The accuracy of this model is 0.92


#### Precision

In [19]:
# Precision of model
prec = precision_score(y_test, y_forest_predict, average = 'macro')
print("The precision of this model is {}".format(prec))

The precision of this model is 0.9220337732132071


#### Recall

In [20]:
# Recall of Model
rec = recall_score(y_test, y_forest_predict, average = 'macro')
print("The recall of this model is {}".format(rec))
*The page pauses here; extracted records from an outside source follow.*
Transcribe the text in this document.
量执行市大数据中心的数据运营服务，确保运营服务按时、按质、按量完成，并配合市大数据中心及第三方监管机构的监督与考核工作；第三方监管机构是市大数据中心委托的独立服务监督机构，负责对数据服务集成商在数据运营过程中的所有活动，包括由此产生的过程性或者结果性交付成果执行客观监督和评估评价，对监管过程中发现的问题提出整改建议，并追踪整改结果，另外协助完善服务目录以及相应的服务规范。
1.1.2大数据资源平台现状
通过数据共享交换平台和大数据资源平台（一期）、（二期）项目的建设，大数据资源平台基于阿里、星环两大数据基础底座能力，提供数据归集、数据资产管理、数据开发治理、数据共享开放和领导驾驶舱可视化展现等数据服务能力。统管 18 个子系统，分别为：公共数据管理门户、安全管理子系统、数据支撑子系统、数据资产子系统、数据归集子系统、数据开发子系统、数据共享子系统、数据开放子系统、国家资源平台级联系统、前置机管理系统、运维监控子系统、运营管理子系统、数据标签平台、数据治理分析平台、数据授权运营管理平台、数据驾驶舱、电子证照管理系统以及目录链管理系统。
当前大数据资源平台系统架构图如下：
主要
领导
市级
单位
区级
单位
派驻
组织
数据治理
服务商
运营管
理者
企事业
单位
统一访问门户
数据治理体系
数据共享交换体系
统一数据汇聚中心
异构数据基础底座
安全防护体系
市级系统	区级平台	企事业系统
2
The recall of this model is 0.9184083601618976


#### f1-score

In [21]:
# f1-score
av = f1_score(y_test, y_forest_predict, average = 'macro')
print("The f1-score of this model is {}".format(av))

The f1-score of this model is 0.9196531935784051


### Conclustion

Based on the two models the flowing has been discovered.

On the accuracy metric the random forest model did the best with a score of 92%.

On the precision metric the random forest model did the best with a score of 0.92

On the recall metric the random forest model did the best with a score of 0.91

On the f1 score metric the random forest model did the best with a score of 0.91

Thus the random forest tree is the best performing model overall.